Metropolitan quantum key distribution using a GaN-based room-temperature telecommunication single-photon source

TL;DR

This paper demonstrates successful quantum key distribution over metropolitan distances using a room-temperature, telecommunication-wavelength single-photon source based on GaN, enabling practical and long-distance quantum communication without cryogenic cooling.

Contribution

The work introduces a GaN-based room-temperature single-photon source for QKD at telecommunication wavelengths, achieving long-distance secure key distribution in metropolitan environments.

Findings

Achieved a secure key rate of 7.58×10⁻⁷ per pulse over 33 km fiber

Demonstrated QKD over 30 km deployed fiber with a key rate of 6.06×10⁻⁸ per pulse

First successful QKD implementation using a room-temperature GaN-based single-photon source at telecom wavelengths

Abstract

Single-photon sources (SPS) hold the potential to enhance the performance of quantum key distribution (QKD). QKD systems using SPS often require cryogenic cooling, while recent QKD attempts using SPS operating at room-temperature have failed to achieve long-distance transmission due to the SPS not operating at telecommunication wavelength. In this work, we have successfully demonstrated QKD using a room-temperature SPS at telecommunication wavelength. The SPS used in this work is based on point defects hosted by gallium nitride (GaN) thin films grown on sapphire substrates.
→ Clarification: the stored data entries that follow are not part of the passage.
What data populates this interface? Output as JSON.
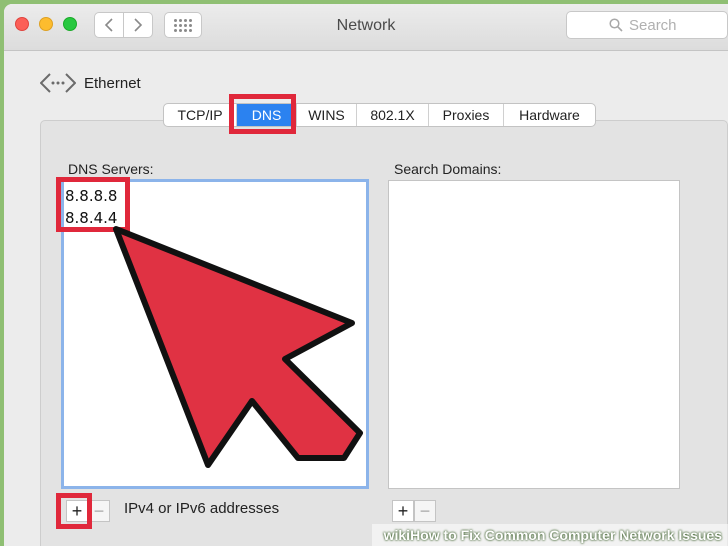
{
  "window": {
    "title": "Network",
    "search_placeholder": "Search"
  },
  "nav": {
    "back_icon": "chevron-left-icon",
    "forward_icon": "chevron-right-icon",
    "grid_icon": "grid-icon"
  },
  "back_link": {
    "label": "Ethernet",
    "icon": "network-arrows-icon"
  },
  "tabs": [
    {
      "label": "TCP/IP",
      "active": false
    },
    {
      "label": "DNS",
      "active": true
    },
    {
      "label": "WINS",
      "active": false
    },
    {
      "label": "802.1X",
      "active": false
    },
    {
      "label": "Proxies",
      "active": false
    },
    {
      "label": "Hardware",
      "active": false
    }
  ],
  "dns": {
    "label": "DNS Servers:",
    "entries": [
      "8.8.8.8",
      "8.8.4.4"
    ],
    "add_label": "+",
    "remove_label": "−",
    "hint": "IPv4 or IPv6 addresses"
  },
  "domains": {
    "label": "Search Domains:",
    "add_label": "+",
    "remove_label": "−"
  },
  "annotations": {
    "highlight_color": "#e0283b",
    "arrow_color": "#e03243"
  },
  "watermark": {
    "text": "wikiHow to Fix Common Computer Network Issues"
  },
  "colors": {
    "accent": "#2b82f0",
    "focus_border": "#8cb4ea",
    "background": "#8fbf73"
  }
}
We employed a time-bin and phase encoding scheme to perform the BB84 and reference-frame-independent QKD protocols over a 33 km fiber spool, achieving a secure key rate of $7.58\times 10^{-7}$ per pulse. Moreover, we also implemented a metropolitan QKD experiment over a 30 km deployed fiber, achieving a secure key rate of $6.06\times 10^{-8}$ per pulse. These results broaden the prospects for future use of SPS in commercial QKD applications.